Answer: Duke of Windsor

Edward VIII was the shortest reigning King of the United Kingdom of Great Britain and Northern Ireland, holding the title for 326 days. There are only seven other Monarchs of England who have held the throne for less time than he - the last being Edward V (one of the Princes in the Tower.) Edward abdicated the throne after the Prime Minister of the day, Stanley Baldwin, indicated that neither Parliament nor the English people would accept Mrs Wallis Simpson as his wife. The Church of England, of which Edward was head, did not support divorce. Edward chose to abdicate.

His brother, George VI, granted him the title of Duke of Windsor, his first act as King, and allowed him to keep the title of His Royal Highness, an honour not extended to the Duke's wife. During the 1930s the Duke and Duchess attracted controversy by visiting Germany and meeting with Hitler.

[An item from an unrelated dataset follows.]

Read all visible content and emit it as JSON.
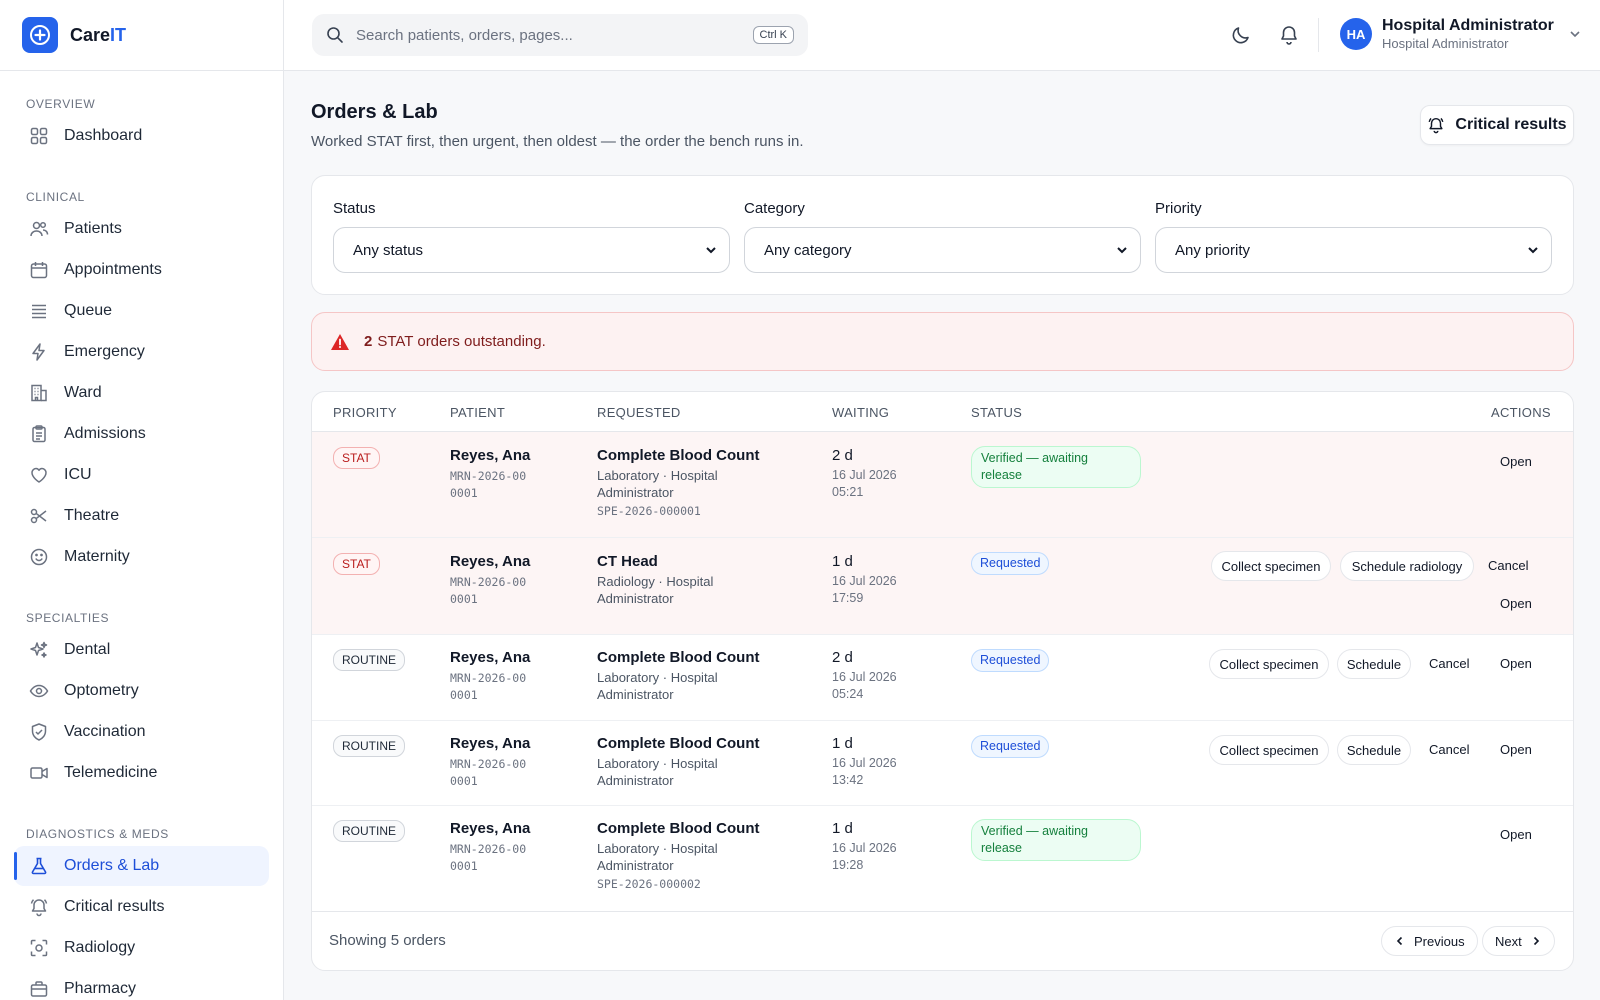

The Duke and Duchess never returned to England to live, and the Duke died in their Paris home in 1972, ten days after a brief visit from his niece, Elizabeth II.
8. Wife to one King - mother to a second King - mother-in-law to a third

Answer: Elizabeth Woodville

Elizabeth Woodville was the first commoner since the Norman conquest to marry a King. Her marriage to Edward was controversial, as she came from minor nobility, and she was from a Lancastrian background. Edward had defeated Henry VI, the previous Lancastrian monarch in 1461, three years prior. This was not an astute political decision and Edward's supporters including Richard Neville, Earl of Warwick made this known.

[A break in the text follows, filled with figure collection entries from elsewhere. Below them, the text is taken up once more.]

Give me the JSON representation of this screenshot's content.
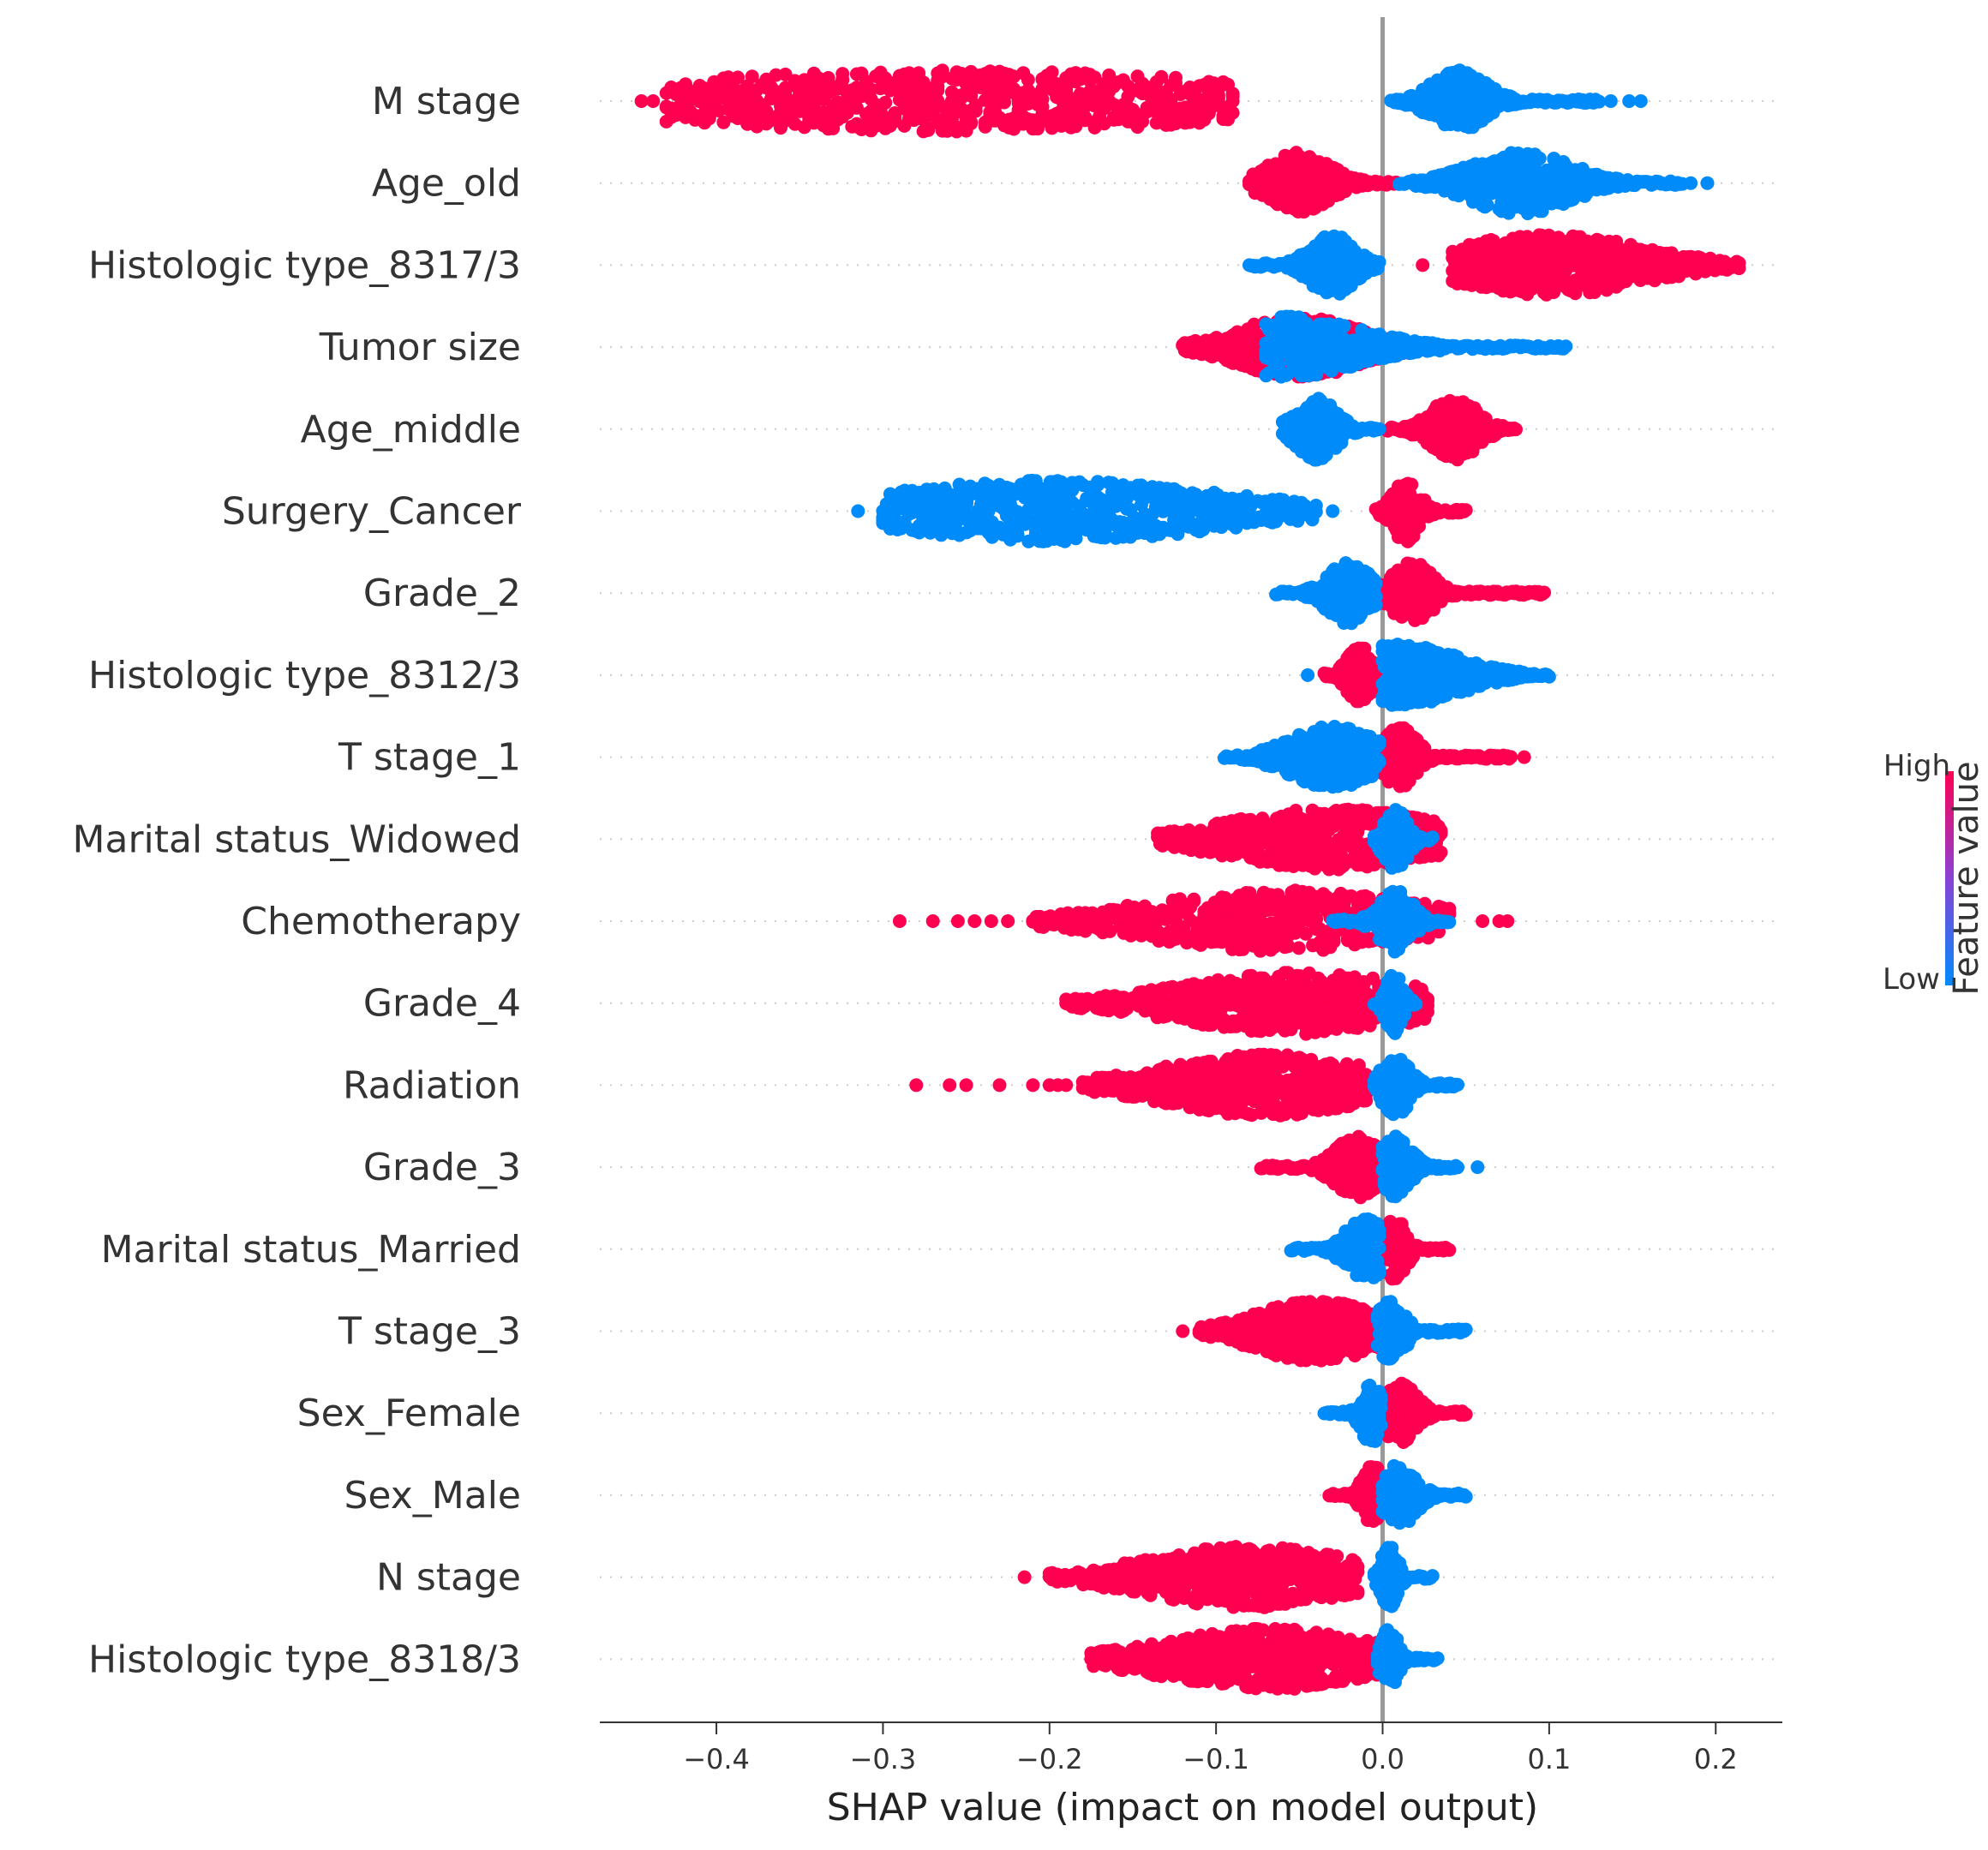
{
  "chart_data": {
    "type": "scatter",
    "subtype": "shap-beeswarm",
    "title": "",
    "xlabel": "SHAP value (impact on model output)",
    "xlim": [
      -0.47,
      0.24
    ],
    "xticks": [
      -0.4,
      -0.3,
      -0.2,
      -0.1,
      0.0,
      0.1,
      0.2
    ],
    "xtick_labels": [
      "−0.4",
      "−0.3",
      "−0.2",
      "−0.1",
      "0.0",
      "0.1",
      "0.2"
    ],
    "zero_line": 0.0,
    "colorbar": {
      "title": "Feature value",
      "high_label": "High",
      "low_label": "Low",
      "high_color": "#ff0051",
      "low_color": "#008bfb"
    },
    "colors": {
      "high": "#ff0051",
      "low": "#008bfb",
      "zero_line": "#999999",
      "axis": "#333333"
    },
    "features": [
      {
        "name": "M stage",
        "high": {
          "min": -0.43,
          "max": -0.09,
          "peak": -0.26,
          "width": 0.19,
          "outliers": [
            -0.445,
            -0.438,
            -0.42,
            -0.113,
            -0.1,
            -0.09
          ]
        },
        "low": {
          "min": 0.005,
          "max": 0.13,
          "peak": 0.046,
          "width": 0.016,
          "outliers": [
            0.137,
            0.148,
            0.155
          ]
        }
      },
      {
        "name": "Age_old",
        "high": {
          "min": -0.08,
          "max": 0.008,
          "peak": -0.05,
          "width": 0.018,
          "outliers": []
        },
        "low": {
          "min": 0.01,
          "max": 0.18,
          "peak": 0.083,
          "width": 0.03,
          "outliers": [
            0.185,
            0.195
          ]
        }
      },
      {
        "name": "Histologic type_8317/3",
        "high": {
          "min": 0.042,
          "max": 0.214,
          "peak": 0.1,
          "width": 0.055,
          "outliers": [
            0.024
          ]
        },
        "low": {
          "min": -0.08,
          "max": -0.002,
          "peak": -0.03,
          "width": 0.013,
          "outliers": []
        }
      },
      {
        "name": "Tumor size",
        "high": {
          "min": -0.12,
          "max": 0.03,
          "peak": -0.05,
          "width": 0.035,
          "outliers": [
            -0.042,
            -0.03,
            0.02
          ]
        },
        "low": {
          "min": -0.07,
          "max": 0.11,
          "peak": -0.06,
          "width": 0.045,
          "outliers": []
        }
      },
      {
        "name": "Age_middle",
        "high": {
          "min": 0.003,
          "max": 0.08,
          "peak": 0.043,
          "width": 0.014,
          "outliers": []
        },
        "low": {
          "min": -0.06,
          "max": -0.002,
          "peak": -0.04,
          "width": 0.012,
          "outliers": []
        }
      },
      {
        "name": "Surgery_Cancer",
        "high": {
          "min": -0.004,
          "max": 0.05,
          "peak": 0.014,
          "width": 0.008,
          "outliers": []
        },
        "low": {
          "min": -0.3,
          "max": -0.04,
          "peak": -0.2,
          "width": 0.1,
          "outliers": [
            -0.315,
            -0.03
          ]
        }
      },
      {
        "name": "Grade_2",
        "high": {
          "min": -0.002,
          "max": 0.097,
          "peak": 0.018,
          "width": 0.012,
          "outliers": []
        },
        "low": {
          "min": -0.064,
          "max": -0.004,
          "peak": -0.02,
          "width": 0.013,
          "outliers": []
        }
      },
      {
        "name": "Histologic type_8312/3",
        "high": {
          "min": -0.035,
          "max": -0.004,
          "peak": -0.014,
          "width": 0.007,
          "outliers": []
        },
        "low": {
          "min": 0.0,
          "max": 0.1,
          "peak": 0.01,
          "width": 0.035,
          "outliers": [
            -0.045
          ]
        }
      },
      {
        "name": "T stage_1",
        "high": {
          "min": -0.002,
          "max": 0.077,
          "peak": 0.01,
          "width": 0.01,
          "outliers": [
            0.085
          ]
        },
        "low": {
          "min": -0.095,
          "max": -0.002,
          "peak": -0.03,
          "width": 0.025,
          "outliers": []
        }
      },
      {
        "name": "Marital status_Widowed",
        "high": {
          "min": -0.135,
          "max": 0.035,
          "peak": -0.03,
          "width": 0.06,
          "outliers": []
        },
        "low": {
          "min": -0.005,
          "max": 0.03,
          "peak": 0.008,
          "width": 0.007,
          "outliers": []
        }
      },
      {
        "name": "Chemotherapy",
        "high": {
          "min": -0.21,
          "max": 0.04,
          "peak": -0.06,
          "width": 0.08,
          "outliers": [
            -0.29,
            -0.27,
            -0.255,
            -0.245,
            -0.235,
            -0.225,
            0.06,
            0.07,
            0.075
          ]
        },
        "low": {
          "min": -0.03,
          "max": 0.04,
          "peak": 0.008,
          "width": 0.01,
          "outliers": []
        }
      },
      {
        "name": "Grade_4",
        "high": {
          "min": -0.19,
          "max": 0.027,
          "peak": -0.05,
          "width": 0.07,
          "outliers": []
        },
        "low": {
          "min": -0.005,
          "max": 0.02,
          "peak": 0.007,
          "width": 0.005,
          "outliers": []
        }
      },
      {
        "name": "Radiation",
        "high": {
          "min": -0.18,
          "max": -0.01,
          "peak": -0.07,
          "width": 0.06,
          "outliers": [
            -0.28,
            -0.26,
            -0.25,
            -0.23,
            -0.21,
            -0.2,
            -0.195,
            -0.19
          ]
        },
        "low": {
          "min": -0.005,
          "max": 0.045,
          "peak": 0.008,
          "width": 0.008,
          "outliers": []
        }
      },
      {
        "name": "Grade_3",
        "high": {
          "min": -0.073,
          "max": -0.002,
          "peak": -0.015,
          "width": 0.013,
          "outliers": []
        },
        "low": {
          "min": 0.0,
          "max": 0.045,
          "peak": 0.008,
          "width": 0.009,
          "outliers": [
            0.057
          ]
        }
      },
      {
        "name": "Marital status_Married",
        "high": {
          "min": 0.0,
          "max": 0.04,
          "peak": 0.007,
          "width": 0.007,
          "outliers": []
        },
        "low": {
          "min": -0.055,
          "max": -0.002,
          "peak": -0.01,
          "width": 0.012,
          "outliers": []
        }
      },
      {
        "name": "T stage_3",
        "high": {
          "min": -0.11,
          "max": -0.002,
          "peak": -0.04,
          "width": 0.035,
          "outliers": [
            -0.12
          ]
        },
        "low": {
          "min": -0.003,
          "max": 0.05,
          "peak": 0.005,
          "width": 0.008,
          "outliers": []
        }
      },
      {
        "name": "Sex_Female",
        "high": {
          "min": 0.0,
          "max": 0.05,
          "peak": 0.01,
          "width": 0.01,
          "outliers": []
        },
        "low": {
          "min": -0.035,
          "max": -0.001,
          "peak": -0.007,
          "width": 0.006,
          "outliers": []
        }
      },
      {
        "name": "Sex_Male",
        "high": {
          "min": -0.032,
          "max": -0.001,
          "peak": -0.006,
          "width": 0.006,
          "outliers": []
        },
        "low": {
          "min": 0.0,
          "max": 0.05,
          "peak": 0.01,
          "width": 0.01,
          "outliers": []
        }
      },
      {
        "name": "N stage",
        "high": {
          "min": -0.2,
          "max": -0.015,
          "peak": -0.08,
          "width": 0.06,
          "outliers": [
            -0.215
          ]
        },
        "low": {
          "min": -0.005,
          "max": 0.03,
          "peak": 0.004,
          "width": 0.005,
          "outliers": []
        }
      },
      {
        "name": "Histologic type_8318/3",
        "high": {
          "min": -0.175,
          "max": -0.002,
          "peak": -0.07,
          "width": 0.06,
          "outliers": []
        },
        "low": {
          "min": -0.003,
          "max": 0.033,
          "peak": 0.004,
          "width": 0.005,
          "outliers": []
        }
      }
    ]
  }
}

Elizabeth and Edward went on to have ten children, seven of whom outlived him, these included his heir, Edward V, and Richard Duke of York. Their uncle, Richard III, was named regent as Edward V was 12 years old. He subsequently had Edward IV's marriage to Elizabeth declared invalid, naming himself as King. Edward V and his brother were last seen in the Tower of London in 1483, and are remembered as 'The Princes in the Tower'.

Elizabeth and Edward's oldest daughter, also named Elizabeth, married King Henry VII after he defeated her uncle, Richard III at the Battle of Bosworth Field.
9. Seven Years War - War of Independence - 'madness'

Answer: King George III

George III ascended to the throne at the age of 22 in 1760, at a time where France and England were vying for control of the continent of North America. The Seven Years War involved a number of nations and were a series of related conflicts spread across several continents. At the end of the Seven Years War, England had gained control of French possessions in the American colonies and established itself as a naval power.

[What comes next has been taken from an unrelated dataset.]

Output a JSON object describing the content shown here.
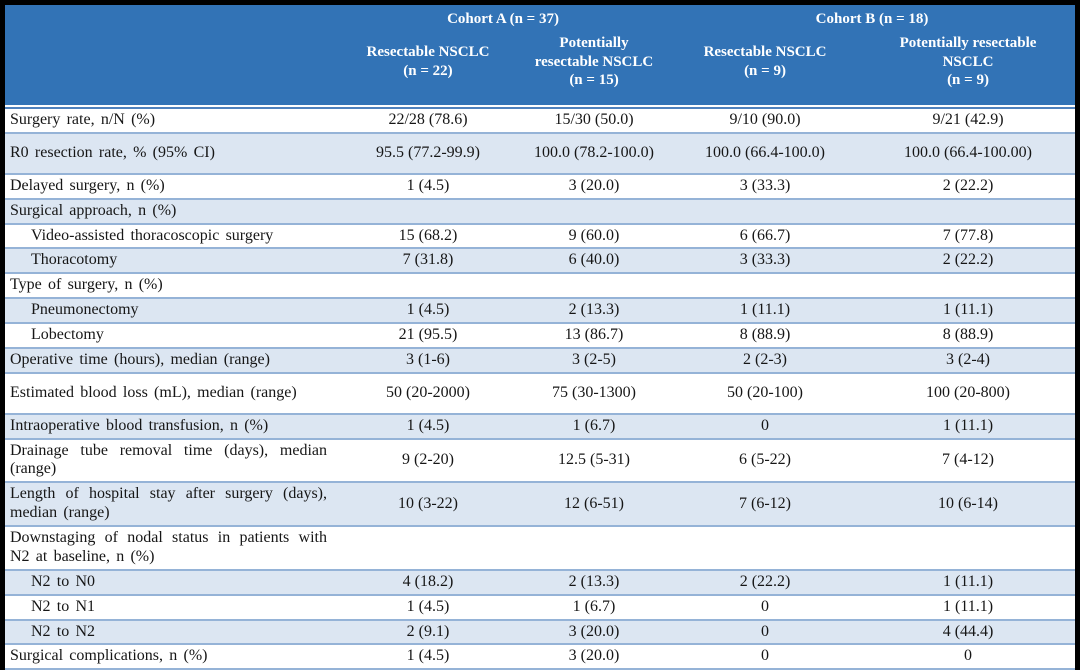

The American colonies continued to feel aggrieved at the levies and taxes imposed on them by Great Britain, leading to the cry of 'no taxation without representation' and hostilities recommended in 1775. After several years of conflict an armistice was signed in 1781, and the Treaty of Paris in 1783, setting the boundaries of and acknowledging the United States as a free, sovereign and independent state.

George III's reign also saw the French Revolution and Napoleonic wars.

In 1788 he experienced signs of a mental illness, including signs of mania. Before a regency could be implemented, he recovered. He suffered a recurrence of this illness in 1810 which he attributed to the death of his favourite daughter. He agreed to the regency of his son, and withdrew from public life.
10. The Sailor King - served in American War of Independence - Lord High Admiral

Answer: William IV

William IV was not originally expected to be King. His father, George III had 12 children but no legitimate grandchildren (William had ten illegitimate children to his long-term mistress, Dorothy Jordan.) William was the third-oldest son and pursued a career in the Navy, serving in New York during the American War of Independence. He also served with Vice Admiral Horatio Nelson, attended his wedding and giving the bride away.

At the time he ascended the throne he was the oldest heir to do so at age 64. He recognised that his niece Victoria would be his heir, and publicly stated that his wish was to live long enough for Victoria to reach her majority so she would be able to reign without a regent - she was one month past her eighteenth birthday when she became Queen.